Envió un meme por Whatsapp, comprobando la pantalla con los ojos entornados, fracasando en la estrategia del disimulo, porque yo me di cuenta. Ella no; estaba en su burbuja. Tenía el rostro congelado en una mueca difícil. Con los brazos muy tiesos y a la vez temblorosos, como un campo de cereal que se agita en primavera con un comportamiento oceánico, se sujetaba al banco de madera del modo en que uno tantea el vacío bajo sus pies, echando de menos la tierra firme, explorando el abismo poco a poco. Movía una pierna, si es que en realidad no se movía sola, dando latigazos largos y sordos. Tensaba los hombros, miraba al suelo. Las vetas de la plaqueta aumentan el ensimismamiento.

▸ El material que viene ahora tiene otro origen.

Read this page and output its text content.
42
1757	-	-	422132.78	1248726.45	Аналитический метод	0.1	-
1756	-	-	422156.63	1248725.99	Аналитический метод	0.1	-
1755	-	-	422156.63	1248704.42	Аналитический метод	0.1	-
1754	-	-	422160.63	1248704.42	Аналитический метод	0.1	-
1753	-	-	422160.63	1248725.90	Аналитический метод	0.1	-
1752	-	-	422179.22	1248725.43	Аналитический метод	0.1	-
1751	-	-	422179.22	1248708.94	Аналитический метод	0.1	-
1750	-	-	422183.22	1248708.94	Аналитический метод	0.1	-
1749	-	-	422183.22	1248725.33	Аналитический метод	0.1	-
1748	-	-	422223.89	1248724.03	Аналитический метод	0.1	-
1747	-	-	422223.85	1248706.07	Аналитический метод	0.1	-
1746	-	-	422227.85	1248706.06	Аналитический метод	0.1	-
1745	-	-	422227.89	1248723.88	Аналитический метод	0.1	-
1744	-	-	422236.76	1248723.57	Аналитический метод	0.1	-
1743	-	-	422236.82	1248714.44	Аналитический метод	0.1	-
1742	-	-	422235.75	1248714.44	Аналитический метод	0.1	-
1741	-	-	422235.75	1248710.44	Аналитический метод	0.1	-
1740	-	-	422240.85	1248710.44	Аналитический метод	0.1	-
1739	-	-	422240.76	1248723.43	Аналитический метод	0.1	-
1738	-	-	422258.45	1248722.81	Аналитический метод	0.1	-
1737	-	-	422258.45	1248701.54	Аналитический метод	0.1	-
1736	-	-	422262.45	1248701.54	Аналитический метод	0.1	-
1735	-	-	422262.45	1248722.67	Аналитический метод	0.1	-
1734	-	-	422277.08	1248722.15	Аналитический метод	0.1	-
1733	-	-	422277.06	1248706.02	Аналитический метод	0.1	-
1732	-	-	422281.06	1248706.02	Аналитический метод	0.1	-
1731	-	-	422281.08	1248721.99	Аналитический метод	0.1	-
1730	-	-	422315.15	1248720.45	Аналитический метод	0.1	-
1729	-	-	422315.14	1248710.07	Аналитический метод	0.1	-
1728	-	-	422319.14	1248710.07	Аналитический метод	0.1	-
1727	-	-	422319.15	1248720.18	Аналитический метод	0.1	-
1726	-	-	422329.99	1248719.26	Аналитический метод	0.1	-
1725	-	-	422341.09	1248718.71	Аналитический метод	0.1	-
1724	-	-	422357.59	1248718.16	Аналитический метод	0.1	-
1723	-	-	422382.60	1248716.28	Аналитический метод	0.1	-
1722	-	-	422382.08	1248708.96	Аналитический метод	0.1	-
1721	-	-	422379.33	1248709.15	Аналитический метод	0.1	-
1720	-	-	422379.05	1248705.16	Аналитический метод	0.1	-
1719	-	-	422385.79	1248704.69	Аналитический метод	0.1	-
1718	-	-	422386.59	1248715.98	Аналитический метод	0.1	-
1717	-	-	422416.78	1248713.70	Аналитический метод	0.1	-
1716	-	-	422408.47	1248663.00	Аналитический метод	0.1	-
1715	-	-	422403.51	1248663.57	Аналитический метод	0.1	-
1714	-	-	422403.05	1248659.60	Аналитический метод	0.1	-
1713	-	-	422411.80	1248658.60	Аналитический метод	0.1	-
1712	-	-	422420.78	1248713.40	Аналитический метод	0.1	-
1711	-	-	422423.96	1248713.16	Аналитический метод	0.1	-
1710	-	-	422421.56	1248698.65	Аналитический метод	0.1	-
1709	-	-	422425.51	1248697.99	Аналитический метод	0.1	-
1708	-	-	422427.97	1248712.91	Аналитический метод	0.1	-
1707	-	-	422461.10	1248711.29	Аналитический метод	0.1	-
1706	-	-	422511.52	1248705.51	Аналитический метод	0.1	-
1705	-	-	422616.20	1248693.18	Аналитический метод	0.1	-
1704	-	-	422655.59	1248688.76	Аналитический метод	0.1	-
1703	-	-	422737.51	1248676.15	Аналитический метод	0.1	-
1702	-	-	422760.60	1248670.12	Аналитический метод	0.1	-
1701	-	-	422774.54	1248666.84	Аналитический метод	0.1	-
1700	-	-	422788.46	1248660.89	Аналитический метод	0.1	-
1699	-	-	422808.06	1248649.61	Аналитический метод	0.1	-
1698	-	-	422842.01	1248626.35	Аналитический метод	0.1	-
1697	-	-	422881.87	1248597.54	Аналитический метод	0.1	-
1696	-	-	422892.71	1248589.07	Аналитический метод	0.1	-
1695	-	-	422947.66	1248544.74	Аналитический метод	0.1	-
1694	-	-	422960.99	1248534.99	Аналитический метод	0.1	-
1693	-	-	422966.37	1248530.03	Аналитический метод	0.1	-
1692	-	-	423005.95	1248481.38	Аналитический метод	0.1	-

La funcionaria salió con su carpeta y llamó a los abogados, una decena, por el nombre y los dos apellidos. Se dirigieron al estrado con la toga y los maletines y la estrategia perfilada. Todos sonreían en los minutos previos, y hablaban del tiempo y del nuevo alcalde y del fútbol, porque el asunto estaba resuelto, claro y meridiano. Saboreaban el pacto con la Fiscalía que libraba de la cárcel a doce traficantes de droga. Se imponía esa máxima de que más vale un mal acuerdo que un buen pleito. A mí me gusta la que un reputado abogado de Ourense me dijo una vez: "Es mejor que te pille un automóvil que un auto de procesamiento".

Ella parecía entender esto último mejor que su defensa, mejor que su pareja. Cuando la agente pronunció el nombre de la mujer, salió de su mundo desprovista de armas y argumentos. Reaccionó por primera vez en minutos y, lejos de sentir alivio por zanjar la causa de drogas con una condena favorable, entró en la sala con miedo y pesadumbre, como si fuera a quedarse atrapada para siempre al otro lado en Stranger Things. Lo intentaba pero le resultaba imposible. Abocetó una sonrisa rara.

Era un intento absurdo de convencerse, como el del aprendiz de escritor Arturo Bandini en Pregúntale al polvo' de John Fante: "Bajé los peldaños de Angel's Flight hasta llegar a Hill Street: ciento cuarenta escalones, con los puños apretados, no asustado de ningún hombre, pero sí temeroso del paso subterráneo de Third Street, temeroso de cruzarlo, por claustrofobia. Asustado también de los sitios elevados, y de la sangre, y de los temblores de tierra; por lo demás, ningún temor, salvo el temor de la muerte, de gritar en medio de la multitud, de una apendicitis, de sufrir del corazón, hasta de esto, estar en la propia habitación con un reloj en la mano y los dedos de la otra en la yugular, contando los latidos cardíacos, escuchando los extraños zumbidos y retortijones del estómago. Por lo demás, ningún miedo en absoluto".

Después de despedirla con un beso protocolario, el novio volvió al teléfono rápidamente para contestar un mensaje con un corazón rojo.